Property prices are generally less than that of some nearby resorts and demand for property is very high both for main homes and second homes.

==Transport==
The main railway station for Saint-Gervais is the Gare de Saint-Gervais-les-Bains-Le Fayet. The Mont Blanc Tramway departs from the forecourt of Le Fayet station and reaches the Nid d'Aigle station at the Bionnassay glacier at an altitude of 2372 m. The Saint-Gervais–Vallorcine railway, a metre gauge line, departs from Le Fayet station and takes you to Chamonix and across the Swiss border to Martigny. Numerous other destinations throughout France (including direct trains to Paris) can be accessed from the main SNCF station in Le Fayet, and the main town centre is just a 10-minute descent to the nearby A40 Peage motorway to Geneva, Lyon, Paris and connecting to the rest of the French motorway network.

==Notable people==
The French ski jumper Marie Hoyau is a native of St. Gervais.

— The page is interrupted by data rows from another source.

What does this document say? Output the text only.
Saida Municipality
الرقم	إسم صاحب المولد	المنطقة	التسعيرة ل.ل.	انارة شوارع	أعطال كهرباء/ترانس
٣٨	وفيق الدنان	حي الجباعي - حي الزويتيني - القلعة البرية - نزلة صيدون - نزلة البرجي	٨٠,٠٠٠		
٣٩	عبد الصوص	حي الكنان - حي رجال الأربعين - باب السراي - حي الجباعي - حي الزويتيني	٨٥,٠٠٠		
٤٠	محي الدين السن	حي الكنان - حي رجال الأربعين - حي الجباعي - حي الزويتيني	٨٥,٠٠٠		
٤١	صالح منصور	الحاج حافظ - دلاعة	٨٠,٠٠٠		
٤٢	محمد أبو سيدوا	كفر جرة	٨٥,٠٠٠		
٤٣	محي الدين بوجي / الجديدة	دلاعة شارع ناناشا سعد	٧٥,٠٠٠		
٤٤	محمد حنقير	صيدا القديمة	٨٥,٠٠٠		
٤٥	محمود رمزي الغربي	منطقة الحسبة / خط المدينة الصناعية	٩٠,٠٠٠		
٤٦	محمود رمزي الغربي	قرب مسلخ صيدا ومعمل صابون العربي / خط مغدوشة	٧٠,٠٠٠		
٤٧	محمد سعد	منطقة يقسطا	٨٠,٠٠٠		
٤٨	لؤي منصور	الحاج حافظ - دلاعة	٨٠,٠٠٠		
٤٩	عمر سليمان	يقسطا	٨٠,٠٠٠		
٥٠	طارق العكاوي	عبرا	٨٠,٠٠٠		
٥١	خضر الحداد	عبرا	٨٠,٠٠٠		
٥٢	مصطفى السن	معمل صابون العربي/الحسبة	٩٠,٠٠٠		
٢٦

==The catastrophe of Saint Gervais==

During the night of 11 July 1892, an underground water pocket burst out of the Tête Rousse Glacier on the slopes of the mountains above the town. It flooded the immediate valley, passing through the hamlet of Bionnay where the local school and other buildings survived, it by passed the town of St Gervais and flooded the Thermal establishment which was a residential establishment at the time in the Parc Thermal in Le Fayet, killing 200 people in its path. In 2010, the rediscovery of a large water pocket deep within the glacier caused alarm as it had the potential to threaten another outburst flood. Melt-water pumping, formal evacuation plans and installation of a siren alarm system in 2010 have all been implemented to reduce the threat to life. The risk zone was considerably reduced in 2017 thanks to the measures taken notable that the level of the glacial lake is controlled and pumped out if the water level rises, so reducing the threat to life and to property.